Da keine Technik unterstützt, erfolgt die Reinigung überwiegend von Hand, zum Beispiel durch das regelmäßige Entfernen von Algen und Schlamm. Genau deshalb ist diese Form der Teichpflege aufwendiger und reagiert empfindlicher auf Störungen im Gleichgewicht.

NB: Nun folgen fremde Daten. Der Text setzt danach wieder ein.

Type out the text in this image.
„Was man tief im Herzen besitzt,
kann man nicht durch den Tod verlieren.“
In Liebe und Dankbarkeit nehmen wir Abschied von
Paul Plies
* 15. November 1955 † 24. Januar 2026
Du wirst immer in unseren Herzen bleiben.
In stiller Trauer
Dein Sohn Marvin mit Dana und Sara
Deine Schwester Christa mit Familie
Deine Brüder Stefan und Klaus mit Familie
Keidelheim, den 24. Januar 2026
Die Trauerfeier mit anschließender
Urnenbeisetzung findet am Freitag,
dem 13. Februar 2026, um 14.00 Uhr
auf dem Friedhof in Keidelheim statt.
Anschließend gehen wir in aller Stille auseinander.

Aus der Praxis zeigt sich jedoch, dass eine leichte Wasserbewegung durch eine kleine Pumpe, ein Wasserspiel oder einen Bachlauf die Sauerstoffversorgung verbessert und hilft, Nährstoffe gleichmäßiger zu verteilen.
Fazit: Teichpflege im Frühjahr
Die Teichpflege im Frühjahr unterstützt das Zusammenspiel von Wasser, Pflanzen und Tieren. Werden Ablagerungen entfernt und Nährstoffe reduziert, verbessert sich die Wasserqualität spürbar und das Gleichgewicht im Teich kann sich wieder einpendeln. Pflanzen wachsen kräftiger, Algen bleiben besser in Schach und auch Tiere wie Frösche, Molche und Libellen finden geeignete Bedingungen vor. So entwickelt sich der Teich Schritt für Schritt zu einem Ort der Ruhe und Beobachtung.